I'm not suggesting you memorize every last hacker/pundit of any note, but there is just a core _canon_ of people that we reasonably should be expected to know - it's knowledge like this that ties the broader hacker communities together.


I only know of John Gruber because he is mentioned/linked to on HN so often, same with Zed Shaw.

if I google Matt Dillon, I only get things about an American actor. So I can't really think of a any reason that I would have heard of him, since this is the first thing that I have read (afaik) that has mentioned him at all. If he was writing a popular technical blog on top of his work then I'm sure I would have.

Of course that is not to disparage his work at all, there are many people who do extremely impressive, valuable things but receive little fame. Even amongst educated people you would probably struggle to find someone who could tell you who invented the combustion engine (Étienne Lenoir) but I'm sure many could name the members of the latest fad pop music group.

It's just that some people are pushing into the spotlight more than others, or more likely they get there on purpose. Some people are happy doing good work in the background and only want recognition amongst a small group of peers.


ok, just for kicks, those I know:

- Dennis Ritchie of course, and Kernighan too (though I had to google for how to write it) - Gruber and Arrington - yes - Siegler and Lacy - no - Van Rossum, Wall - of course - Tannenbaum - yes, - Stevens - no idea - Joy - rings a bell, but still no idea.

you see, I'm not really into remembering names, especially of the people I'm not in close contact with. I only remember then if they are pounded on me for a while ;)


I recognise most of those names, but I have no idea why you think this is a 'should'. People hack on different things and have different interests.


Matt Dillon, Linus Torvalds, Theo De Raadt, Jony Ives, Zed Shaw, John Gruber

One of these guys is not like the others.


All of those guys are not like the others!


Only two of those people are even on the same order of magnitude of influence.


I'd say three, although the work of the third one (which I'd assert is Theo) is more obscure it's pretty darn critical and influential[0]. Unless the two you were thinking of are Linus and Theo?

[0] http://en.wikipedia.org/wiki/OpenSSH


Oh true that, I'd forgotten all about how SSH wasn't originally Free.


Assuming you're talking about Gruber: note that he is a programmer and invented Markdown:

http://daringfireball.net/projects/markdown/

Not that that puts him on the same level as the others, but it is true (as the GP suggested) that his name is well-known here.
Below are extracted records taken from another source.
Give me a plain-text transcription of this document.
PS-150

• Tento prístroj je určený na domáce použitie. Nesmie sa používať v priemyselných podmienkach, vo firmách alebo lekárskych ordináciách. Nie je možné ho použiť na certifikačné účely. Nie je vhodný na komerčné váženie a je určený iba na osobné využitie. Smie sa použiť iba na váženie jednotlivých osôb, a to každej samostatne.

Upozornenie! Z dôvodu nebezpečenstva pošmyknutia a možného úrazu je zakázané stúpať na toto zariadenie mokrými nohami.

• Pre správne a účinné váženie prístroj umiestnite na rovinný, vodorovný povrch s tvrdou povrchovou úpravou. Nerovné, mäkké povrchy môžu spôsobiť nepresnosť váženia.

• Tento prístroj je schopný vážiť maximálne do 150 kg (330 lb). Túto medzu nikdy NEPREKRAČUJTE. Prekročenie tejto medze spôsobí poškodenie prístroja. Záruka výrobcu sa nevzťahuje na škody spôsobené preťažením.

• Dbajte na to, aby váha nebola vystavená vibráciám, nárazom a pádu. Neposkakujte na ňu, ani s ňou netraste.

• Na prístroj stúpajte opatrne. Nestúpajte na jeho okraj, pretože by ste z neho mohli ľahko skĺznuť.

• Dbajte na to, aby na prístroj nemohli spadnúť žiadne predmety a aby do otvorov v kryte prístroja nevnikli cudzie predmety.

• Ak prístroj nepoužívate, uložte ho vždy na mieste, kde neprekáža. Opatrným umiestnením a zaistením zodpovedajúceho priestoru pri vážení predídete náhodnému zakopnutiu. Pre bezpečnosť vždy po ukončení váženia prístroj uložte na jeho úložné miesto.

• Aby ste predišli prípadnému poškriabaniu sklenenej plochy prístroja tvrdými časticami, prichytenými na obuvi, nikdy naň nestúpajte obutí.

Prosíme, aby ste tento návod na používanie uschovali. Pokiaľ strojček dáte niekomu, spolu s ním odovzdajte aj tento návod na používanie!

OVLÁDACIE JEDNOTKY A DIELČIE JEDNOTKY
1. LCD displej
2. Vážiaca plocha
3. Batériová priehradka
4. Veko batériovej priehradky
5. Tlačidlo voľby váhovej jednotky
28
Sorry, but Zed hasn't done 1% of what the others you name have. Not even 0.1%.


Zed Shaw gets props from me for being a great teacher. Lamson/Mongrel2 alone are huge contributions to the community. And regardless - I wasn't suggesting that he's on par with Linus or Theo, I'm just suggesting that in our community, he's a well known name. Definitely someone my mother would not know, but I'd expect anyone who's been on HN for a couple years to recognize.


Even before FreeBSD, I had the pleasure of interacting with him as a customer of Best Internet. He invented the concept of having multiple domains hosted on the same server back in '94.